I decided to make an infographic project! They had to compare (or contrast), William Shakespeare's Julius Caesar to Tina Fey's Mean Girls. There are other movies you can do this to (21 is one I've seen many teachers do), but I like Mean Girls because the high schoolers can really relate to it. Plus, I teach a lot of exchange students from other countries. Since my school is private, I appreciate the ability to point out that no, not every public high school in America is like their pop portrayal.

The assignment:
Mean Girls, has a lot in common with Julius Caesar. Just look at the themes! However, since the movie and play have vastly different settings, and audiences, it isn't just a modern adaptation (like Ten Things I Hate About You and Taming of the Shrew). In your infographic, create an analysis of the play vs. movie where you argue the basic story of Julius Caesar was changed specifically because one one thing. Please support your ideas with at least 6 pieces of textual evidence (three from the movie, and three from the play).
For example: They could argue that because Regina was much younger than Julius Caesar, the movie becomes a comedy rather than a tragedy.

I got students started by telling them they could think about which characters were alike, and then why they are different.
For example:
Cady -Brutus
Many students also want to say Gretchen is like Caesar (mainly because of her monologue where she suggests Brutus is just as cute as Caesar. Give freedom here! Whatever makes the most sense to them, is what they should support.

They could also look at the setting
For example:
Students High School vs Politicians and Soldiers in Rome
60BC vs 2004
A small town near Chicago, Illinois vs The Roman Empire

And anything else they found interesting! Heck if they wanted to I'd be happy if they wrote about fashion, or diction.

Some example, "thesis statements" from my students (you can see their complete infographic by clicking on the links)

This was a great way to get them practicing essay writing skills, without making them write essays. They needed to find support (quotes), interpret the quotes, and analyze them to support their argument.

 It was challenging, but they really enjoyed it!

This could have been done entirely as a homework assignment, but we spent two days working on it in the computer labs my school has on campus.

There are quite a few infographic tools to choose from. I let my students select their own, but in the future, I plan on limiting it to one site. This time troubleshooting the whole class got complicated as they each needed different directions.

The three sites I suggested to my students were:

They were all free sites and I thought they all worked just fine. My students seemed to prefer piktochart. I would suggest you find the one that you like the most since you'll be the one answering their questions.

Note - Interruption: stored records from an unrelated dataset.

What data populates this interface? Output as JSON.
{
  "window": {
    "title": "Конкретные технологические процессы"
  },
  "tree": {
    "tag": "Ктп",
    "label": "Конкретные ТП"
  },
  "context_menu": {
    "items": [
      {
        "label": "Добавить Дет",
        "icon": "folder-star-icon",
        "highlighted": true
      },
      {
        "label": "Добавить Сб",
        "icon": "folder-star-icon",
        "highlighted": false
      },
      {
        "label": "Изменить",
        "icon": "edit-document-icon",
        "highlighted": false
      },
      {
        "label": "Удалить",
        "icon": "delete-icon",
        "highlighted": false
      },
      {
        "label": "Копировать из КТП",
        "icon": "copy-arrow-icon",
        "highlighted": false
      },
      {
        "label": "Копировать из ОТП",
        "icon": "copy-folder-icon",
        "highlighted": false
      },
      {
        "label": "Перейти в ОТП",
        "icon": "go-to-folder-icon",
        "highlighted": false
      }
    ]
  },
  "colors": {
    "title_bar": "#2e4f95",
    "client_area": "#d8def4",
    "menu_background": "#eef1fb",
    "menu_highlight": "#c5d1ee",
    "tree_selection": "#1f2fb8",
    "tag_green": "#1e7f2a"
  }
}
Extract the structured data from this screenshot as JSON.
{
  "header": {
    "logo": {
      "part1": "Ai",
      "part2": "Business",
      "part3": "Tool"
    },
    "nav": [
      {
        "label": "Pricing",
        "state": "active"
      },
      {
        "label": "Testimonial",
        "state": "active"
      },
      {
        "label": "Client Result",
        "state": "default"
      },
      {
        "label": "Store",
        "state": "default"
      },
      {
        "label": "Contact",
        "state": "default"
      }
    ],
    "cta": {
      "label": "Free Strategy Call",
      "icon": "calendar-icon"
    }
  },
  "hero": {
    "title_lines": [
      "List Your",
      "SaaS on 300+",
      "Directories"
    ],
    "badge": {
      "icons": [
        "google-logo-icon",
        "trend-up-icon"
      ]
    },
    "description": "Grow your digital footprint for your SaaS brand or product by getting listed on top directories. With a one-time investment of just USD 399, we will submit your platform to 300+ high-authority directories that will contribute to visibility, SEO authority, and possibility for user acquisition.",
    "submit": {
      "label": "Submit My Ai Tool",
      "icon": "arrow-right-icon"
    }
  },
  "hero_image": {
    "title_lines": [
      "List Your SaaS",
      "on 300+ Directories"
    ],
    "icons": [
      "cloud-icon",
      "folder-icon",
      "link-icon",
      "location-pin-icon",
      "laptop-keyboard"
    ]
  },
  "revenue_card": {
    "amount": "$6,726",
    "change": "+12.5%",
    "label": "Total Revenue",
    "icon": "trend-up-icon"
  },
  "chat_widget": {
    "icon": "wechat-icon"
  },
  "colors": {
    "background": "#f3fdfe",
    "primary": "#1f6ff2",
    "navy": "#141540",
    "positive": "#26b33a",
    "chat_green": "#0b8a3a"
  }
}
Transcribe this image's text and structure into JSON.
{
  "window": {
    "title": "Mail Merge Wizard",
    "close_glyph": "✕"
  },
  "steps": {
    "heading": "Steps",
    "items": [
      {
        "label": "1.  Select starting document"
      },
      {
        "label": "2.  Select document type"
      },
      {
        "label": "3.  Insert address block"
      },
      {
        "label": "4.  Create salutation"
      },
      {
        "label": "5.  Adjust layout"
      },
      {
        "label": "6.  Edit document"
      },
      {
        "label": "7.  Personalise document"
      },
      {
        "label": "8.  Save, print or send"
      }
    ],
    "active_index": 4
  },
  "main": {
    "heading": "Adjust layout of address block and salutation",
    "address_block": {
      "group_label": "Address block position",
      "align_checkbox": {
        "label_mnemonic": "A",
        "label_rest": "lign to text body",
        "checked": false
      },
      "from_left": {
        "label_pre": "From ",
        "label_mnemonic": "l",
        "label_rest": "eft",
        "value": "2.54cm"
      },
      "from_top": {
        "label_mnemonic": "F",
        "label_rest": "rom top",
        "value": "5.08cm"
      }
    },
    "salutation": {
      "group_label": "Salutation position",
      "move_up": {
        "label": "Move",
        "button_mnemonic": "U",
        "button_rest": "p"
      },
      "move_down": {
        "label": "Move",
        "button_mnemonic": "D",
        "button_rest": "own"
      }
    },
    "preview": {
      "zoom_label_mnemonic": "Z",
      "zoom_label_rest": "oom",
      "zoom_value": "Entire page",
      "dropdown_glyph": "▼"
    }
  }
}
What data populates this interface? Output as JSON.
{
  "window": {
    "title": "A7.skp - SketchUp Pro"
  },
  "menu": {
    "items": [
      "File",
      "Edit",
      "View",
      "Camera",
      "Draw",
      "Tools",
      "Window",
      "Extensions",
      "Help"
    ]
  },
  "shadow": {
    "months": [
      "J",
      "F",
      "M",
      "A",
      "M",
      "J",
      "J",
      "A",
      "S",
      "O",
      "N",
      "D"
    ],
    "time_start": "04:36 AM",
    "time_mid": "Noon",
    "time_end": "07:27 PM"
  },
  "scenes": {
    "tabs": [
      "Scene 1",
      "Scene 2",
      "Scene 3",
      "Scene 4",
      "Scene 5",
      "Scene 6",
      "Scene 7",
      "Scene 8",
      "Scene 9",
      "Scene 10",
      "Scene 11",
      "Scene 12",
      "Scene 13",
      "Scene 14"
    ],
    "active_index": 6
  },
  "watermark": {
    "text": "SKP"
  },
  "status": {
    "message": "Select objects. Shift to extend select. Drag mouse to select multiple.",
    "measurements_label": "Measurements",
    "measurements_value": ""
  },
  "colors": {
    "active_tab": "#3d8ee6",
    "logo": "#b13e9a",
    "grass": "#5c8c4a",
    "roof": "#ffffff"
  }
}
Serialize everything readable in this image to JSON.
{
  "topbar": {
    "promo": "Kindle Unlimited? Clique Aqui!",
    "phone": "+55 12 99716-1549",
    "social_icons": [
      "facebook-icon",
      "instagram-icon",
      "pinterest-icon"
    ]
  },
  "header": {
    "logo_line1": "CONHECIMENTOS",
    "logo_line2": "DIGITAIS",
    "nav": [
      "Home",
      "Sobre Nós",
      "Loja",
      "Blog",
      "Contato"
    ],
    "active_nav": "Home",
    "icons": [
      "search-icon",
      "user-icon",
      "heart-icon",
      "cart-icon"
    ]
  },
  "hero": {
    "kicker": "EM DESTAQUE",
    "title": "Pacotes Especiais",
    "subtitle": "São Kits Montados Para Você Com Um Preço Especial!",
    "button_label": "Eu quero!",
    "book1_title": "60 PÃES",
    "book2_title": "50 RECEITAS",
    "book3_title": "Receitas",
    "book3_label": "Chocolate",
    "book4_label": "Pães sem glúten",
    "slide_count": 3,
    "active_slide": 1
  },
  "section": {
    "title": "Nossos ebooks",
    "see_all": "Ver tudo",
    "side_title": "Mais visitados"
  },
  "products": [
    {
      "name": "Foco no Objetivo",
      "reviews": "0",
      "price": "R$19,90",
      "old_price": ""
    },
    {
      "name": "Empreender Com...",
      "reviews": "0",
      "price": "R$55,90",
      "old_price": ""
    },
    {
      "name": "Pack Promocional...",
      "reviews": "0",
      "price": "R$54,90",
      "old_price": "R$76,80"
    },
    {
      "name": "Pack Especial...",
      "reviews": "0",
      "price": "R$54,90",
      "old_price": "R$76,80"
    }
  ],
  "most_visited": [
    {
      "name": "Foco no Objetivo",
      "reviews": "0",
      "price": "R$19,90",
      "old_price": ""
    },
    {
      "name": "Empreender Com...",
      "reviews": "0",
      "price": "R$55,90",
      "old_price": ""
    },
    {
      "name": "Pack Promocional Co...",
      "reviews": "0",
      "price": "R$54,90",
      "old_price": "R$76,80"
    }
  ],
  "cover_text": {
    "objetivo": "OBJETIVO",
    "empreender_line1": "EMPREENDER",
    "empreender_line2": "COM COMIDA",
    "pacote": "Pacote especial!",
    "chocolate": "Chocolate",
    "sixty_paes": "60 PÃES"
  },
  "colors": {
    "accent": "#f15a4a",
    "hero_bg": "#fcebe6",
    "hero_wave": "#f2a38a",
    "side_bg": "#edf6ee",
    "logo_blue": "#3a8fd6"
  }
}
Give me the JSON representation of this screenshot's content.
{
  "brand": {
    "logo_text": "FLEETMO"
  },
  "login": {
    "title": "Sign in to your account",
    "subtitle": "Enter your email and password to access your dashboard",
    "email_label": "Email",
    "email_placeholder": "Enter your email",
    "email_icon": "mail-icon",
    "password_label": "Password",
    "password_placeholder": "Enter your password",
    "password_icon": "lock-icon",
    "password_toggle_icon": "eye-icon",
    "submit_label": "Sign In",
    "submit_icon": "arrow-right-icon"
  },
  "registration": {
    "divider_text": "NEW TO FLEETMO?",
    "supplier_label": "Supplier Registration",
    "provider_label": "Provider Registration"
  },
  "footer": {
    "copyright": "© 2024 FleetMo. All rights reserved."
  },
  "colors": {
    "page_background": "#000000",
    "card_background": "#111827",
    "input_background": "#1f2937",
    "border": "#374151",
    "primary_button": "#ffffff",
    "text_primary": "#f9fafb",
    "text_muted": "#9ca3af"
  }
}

That's it! Has anyone else used infographics with their students? I am looking forward to including them in my speech class!


  1. Hi Carissa,
    I'm putting together a presentation for a workshop on infographics in the classroom. I've been looking for examples in different content areas and found your blog. Would you allow me to use one of your images from this post in my presentation as an English example? Of course I would link to your blog and credit you. Thank you so much,

    1. Of course! Will your presentation be available online after? I'd love to let my students know that they were "featured" and give them a link.

      My Speech class also uses infographics for research:

  2. Hi Carissa,
    I came across your blog post after seeing your comment in our 2ndaryELA Facebook group on Piktochart. This is great! I'd love to try something similar w/ my 6th grade ELA gifted students. Thanks so much for sharing!

    Lit with Lyns

    1. I really really enjoyed it. The best part is some students really pick it up and end up using infographics in their other classes (really impressing teachers). I teach yearbook and journalism too now, so being able to find students who are gifted at layout is a plus :-)

      Thanks for commenting!

  3. Hello Carissa,
    I'm a student with an infographic assignment. As a senior in college this is a first for me. The assignment is reflective and I am having a hard time finding a way to create flow. Any suggestions?